The world had not progressed much in Shakspere's time, at any rate.
Like all of us, Shakspere was able to look on the work of beautiful
and kind souls--no one has ever spoken more nobly of the benefactions
conferred on their brethren by the righteous; but that calm immortal
soul had in it depths of awful scorn and anger, which bubbled up only
a very few times. Few people read "Timon of Athens"; and I do not
blame the neglect, for it is a spirit-crushing play, and a man must be
bold if he cares to look at it twice. But in it it is plain to me that
Shakspere lets us see a gleam from the boiling flood of scorn that
raged far under his serene exterior. The words bite; the abandonment
of the satirist is complete. He puts into the mouth of the man who is
down a whole acrid and scurrilous philosophy of success and failure;
and there is not a passage in Swift which can equal for venom and
emphasis the ferocious words of the Athenian misanthrope. We know
nothing of Shakspere's mood while he was writing this cruel piece, but
I should imagine he must have been ready to quit the world in a
veritable ecstasy of wild passion and contempt.

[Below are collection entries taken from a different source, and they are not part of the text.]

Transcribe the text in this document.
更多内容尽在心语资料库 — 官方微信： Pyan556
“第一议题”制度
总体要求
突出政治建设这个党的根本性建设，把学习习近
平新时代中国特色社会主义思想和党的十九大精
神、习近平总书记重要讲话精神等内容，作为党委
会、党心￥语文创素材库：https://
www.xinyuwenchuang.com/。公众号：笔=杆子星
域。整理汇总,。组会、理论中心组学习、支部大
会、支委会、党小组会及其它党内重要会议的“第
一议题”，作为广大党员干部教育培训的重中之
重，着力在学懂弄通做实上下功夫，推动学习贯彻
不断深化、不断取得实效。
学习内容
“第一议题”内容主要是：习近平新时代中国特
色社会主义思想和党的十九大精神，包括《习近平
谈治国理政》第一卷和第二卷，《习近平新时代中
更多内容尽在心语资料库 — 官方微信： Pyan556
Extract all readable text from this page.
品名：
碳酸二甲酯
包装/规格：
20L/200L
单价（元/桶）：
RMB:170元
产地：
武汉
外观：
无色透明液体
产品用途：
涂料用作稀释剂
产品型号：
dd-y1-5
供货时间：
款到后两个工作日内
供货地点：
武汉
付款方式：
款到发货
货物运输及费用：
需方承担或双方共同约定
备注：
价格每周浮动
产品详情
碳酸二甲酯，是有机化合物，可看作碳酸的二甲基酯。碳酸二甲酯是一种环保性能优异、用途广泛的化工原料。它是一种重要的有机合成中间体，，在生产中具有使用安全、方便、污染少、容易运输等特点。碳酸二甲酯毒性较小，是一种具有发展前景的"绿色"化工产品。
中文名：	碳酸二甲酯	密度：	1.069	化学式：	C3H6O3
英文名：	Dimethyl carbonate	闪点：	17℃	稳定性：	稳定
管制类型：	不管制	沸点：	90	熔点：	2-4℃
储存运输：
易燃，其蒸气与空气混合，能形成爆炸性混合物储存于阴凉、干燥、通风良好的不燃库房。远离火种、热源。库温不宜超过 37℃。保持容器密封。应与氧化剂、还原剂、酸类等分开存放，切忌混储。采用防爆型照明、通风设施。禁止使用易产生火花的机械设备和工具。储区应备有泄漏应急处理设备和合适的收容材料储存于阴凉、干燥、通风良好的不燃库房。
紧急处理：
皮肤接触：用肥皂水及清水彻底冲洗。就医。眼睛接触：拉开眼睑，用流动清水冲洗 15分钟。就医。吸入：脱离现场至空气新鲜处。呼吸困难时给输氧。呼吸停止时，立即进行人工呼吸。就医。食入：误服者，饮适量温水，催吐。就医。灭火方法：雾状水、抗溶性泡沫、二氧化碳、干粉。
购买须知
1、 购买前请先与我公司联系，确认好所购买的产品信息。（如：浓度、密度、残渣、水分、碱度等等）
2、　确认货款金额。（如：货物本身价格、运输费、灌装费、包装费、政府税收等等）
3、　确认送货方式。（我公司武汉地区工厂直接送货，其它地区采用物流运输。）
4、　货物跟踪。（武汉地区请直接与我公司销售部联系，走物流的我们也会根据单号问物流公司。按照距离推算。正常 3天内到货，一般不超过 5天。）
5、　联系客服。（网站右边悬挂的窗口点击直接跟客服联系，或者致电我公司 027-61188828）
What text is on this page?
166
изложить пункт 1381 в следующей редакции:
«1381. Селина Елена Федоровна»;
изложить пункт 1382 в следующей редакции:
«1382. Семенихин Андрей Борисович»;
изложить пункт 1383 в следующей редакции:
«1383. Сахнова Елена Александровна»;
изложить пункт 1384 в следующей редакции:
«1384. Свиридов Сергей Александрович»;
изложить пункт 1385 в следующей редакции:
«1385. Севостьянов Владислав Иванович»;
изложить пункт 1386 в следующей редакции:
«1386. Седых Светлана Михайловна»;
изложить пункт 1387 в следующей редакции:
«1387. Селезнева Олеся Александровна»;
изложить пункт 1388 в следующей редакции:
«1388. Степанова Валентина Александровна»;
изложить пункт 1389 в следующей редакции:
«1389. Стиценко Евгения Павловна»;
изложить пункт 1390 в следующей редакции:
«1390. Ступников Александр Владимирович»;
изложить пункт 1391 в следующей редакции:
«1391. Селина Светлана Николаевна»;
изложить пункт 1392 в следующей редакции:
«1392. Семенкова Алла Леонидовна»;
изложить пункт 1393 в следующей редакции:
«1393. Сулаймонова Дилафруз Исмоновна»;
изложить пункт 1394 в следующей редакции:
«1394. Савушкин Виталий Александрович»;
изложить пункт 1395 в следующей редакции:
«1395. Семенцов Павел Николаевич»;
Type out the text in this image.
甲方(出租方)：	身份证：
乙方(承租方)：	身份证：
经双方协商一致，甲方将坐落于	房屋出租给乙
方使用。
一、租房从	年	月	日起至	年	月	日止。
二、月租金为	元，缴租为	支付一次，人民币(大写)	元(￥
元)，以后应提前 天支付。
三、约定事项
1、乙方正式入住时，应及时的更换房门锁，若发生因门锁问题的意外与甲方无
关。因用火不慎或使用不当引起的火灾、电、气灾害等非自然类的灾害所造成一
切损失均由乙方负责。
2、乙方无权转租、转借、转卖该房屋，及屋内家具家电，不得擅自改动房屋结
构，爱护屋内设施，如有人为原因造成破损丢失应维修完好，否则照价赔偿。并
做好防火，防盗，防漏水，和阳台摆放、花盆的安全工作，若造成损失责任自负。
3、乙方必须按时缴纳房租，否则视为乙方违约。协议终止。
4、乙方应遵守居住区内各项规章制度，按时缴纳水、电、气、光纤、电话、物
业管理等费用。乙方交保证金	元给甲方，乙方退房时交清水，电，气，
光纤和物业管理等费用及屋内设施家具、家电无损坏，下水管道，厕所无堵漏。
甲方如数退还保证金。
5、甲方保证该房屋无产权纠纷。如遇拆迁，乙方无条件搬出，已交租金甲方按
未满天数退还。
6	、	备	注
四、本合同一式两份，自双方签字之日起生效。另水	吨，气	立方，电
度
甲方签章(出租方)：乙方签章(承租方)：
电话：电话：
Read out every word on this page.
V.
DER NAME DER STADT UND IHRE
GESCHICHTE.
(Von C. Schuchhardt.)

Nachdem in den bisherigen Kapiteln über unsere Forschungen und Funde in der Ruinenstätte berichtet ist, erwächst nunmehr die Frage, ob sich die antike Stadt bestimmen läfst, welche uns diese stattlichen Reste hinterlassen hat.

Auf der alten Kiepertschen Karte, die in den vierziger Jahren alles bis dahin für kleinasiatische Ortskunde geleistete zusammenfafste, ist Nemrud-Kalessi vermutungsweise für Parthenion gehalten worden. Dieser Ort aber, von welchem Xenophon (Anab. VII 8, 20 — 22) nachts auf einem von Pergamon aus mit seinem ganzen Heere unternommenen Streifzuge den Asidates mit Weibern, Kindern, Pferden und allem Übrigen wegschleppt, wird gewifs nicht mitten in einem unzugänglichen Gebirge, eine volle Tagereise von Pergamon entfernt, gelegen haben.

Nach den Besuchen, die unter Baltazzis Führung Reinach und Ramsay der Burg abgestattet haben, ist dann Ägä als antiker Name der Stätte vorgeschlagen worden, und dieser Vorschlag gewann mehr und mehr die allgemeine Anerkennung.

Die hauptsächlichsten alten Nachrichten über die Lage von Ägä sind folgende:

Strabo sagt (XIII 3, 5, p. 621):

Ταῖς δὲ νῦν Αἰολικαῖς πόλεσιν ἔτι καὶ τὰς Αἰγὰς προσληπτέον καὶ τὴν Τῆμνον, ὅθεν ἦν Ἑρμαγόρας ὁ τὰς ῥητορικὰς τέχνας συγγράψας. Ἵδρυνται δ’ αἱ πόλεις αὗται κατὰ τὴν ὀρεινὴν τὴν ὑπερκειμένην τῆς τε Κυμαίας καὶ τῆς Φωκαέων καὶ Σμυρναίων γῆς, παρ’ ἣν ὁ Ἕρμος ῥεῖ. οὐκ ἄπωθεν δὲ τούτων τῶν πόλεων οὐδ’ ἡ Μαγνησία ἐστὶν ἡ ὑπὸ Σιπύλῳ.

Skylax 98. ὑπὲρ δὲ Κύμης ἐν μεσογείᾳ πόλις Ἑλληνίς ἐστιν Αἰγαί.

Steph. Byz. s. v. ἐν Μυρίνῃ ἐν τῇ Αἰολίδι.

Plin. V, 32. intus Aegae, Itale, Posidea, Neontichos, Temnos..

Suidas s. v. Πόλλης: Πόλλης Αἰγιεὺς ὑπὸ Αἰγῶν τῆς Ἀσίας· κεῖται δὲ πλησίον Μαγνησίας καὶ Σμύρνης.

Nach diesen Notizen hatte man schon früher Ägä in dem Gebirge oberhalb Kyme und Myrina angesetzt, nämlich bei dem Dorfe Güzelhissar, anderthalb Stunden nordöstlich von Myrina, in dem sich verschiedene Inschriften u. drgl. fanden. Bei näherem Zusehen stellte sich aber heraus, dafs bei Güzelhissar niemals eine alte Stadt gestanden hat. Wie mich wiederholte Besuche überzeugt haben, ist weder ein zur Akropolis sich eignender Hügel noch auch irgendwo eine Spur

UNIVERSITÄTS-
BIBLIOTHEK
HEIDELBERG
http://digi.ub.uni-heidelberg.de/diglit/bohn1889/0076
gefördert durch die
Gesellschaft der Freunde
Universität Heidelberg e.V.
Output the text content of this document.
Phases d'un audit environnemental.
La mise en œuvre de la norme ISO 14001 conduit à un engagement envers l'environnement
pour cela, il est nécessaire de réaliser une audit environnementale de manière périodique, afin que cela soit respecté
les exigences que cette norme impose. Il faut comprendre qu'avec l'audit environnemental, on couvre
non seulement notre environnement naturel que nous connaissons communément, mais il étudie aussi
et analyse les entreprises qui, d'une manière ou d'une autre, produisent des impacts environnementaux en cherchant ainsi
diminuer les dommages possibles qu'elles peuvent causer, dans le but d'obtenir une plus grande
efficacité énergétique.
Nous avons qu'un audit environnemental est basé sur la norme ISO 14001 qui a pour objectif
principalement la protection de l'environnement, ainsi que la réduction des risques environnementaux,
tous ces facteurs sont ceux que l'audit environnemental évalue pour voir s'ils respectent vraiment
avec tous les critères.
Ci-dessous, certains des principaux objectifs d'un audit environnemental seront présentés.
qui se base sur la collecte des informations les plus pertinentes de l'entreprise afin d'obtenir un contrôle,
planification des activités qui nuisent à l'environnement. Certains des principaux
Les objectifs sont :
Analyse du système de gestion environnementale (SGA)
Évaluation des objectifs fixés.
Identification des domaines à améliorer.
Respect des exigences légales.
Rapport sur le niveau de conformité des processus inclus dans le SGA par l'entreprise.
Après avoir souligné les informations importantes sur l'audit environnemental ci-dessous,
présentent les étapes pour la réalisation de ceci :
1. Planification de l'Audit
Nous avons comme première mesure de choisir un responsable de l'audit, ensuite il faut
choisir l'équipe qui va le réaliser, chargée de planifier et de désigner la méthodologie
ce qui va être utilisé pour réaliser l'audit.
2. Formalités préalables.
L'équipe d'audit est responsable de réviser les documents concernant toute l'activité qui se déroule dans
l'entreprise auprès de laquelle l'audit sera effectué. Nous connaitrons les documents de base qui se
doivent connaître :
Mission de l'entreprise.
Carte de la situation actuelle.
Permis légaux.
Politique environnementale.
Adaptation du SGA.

If we take away the literature of love and the literature of fear, we
have but little left save the endless works that harp on one
theme--the remorseless savagery of civilised men toward those who
fail, or are supposed to fail, in life's grim warfare.
"Freeze, freeze, thou bitter sky,
That dost not bite so nigh
As benefits forgot!
Though thou the waters warp,
Thy tooth is not so sharp
As friend remembered not!"
Those lines are hackneyed until every poetaster can quote them or
parody them at will; but very few readers consider that the bitter
verse summarises a whole literature. From Homer to Tennyson the ugly
tune has been played on all strings; and mankind have such a vivid
perception of the truth uttered by the satirists, that they read the
whole story with gusto whenever it is put into a fresh form--and each
man thinks that he at least is not one of those for whom the poet's
lash is meant. Novel, essay, poem, play, and sermon--all recur with
steady persistence to one ancient topic; and yet men try their best to
bring themselves low, as they might if Job, Shakspere, Congreve, and
Tennyson had never written at all, and as though no warnings were
being actually enacted all round, as on a stage.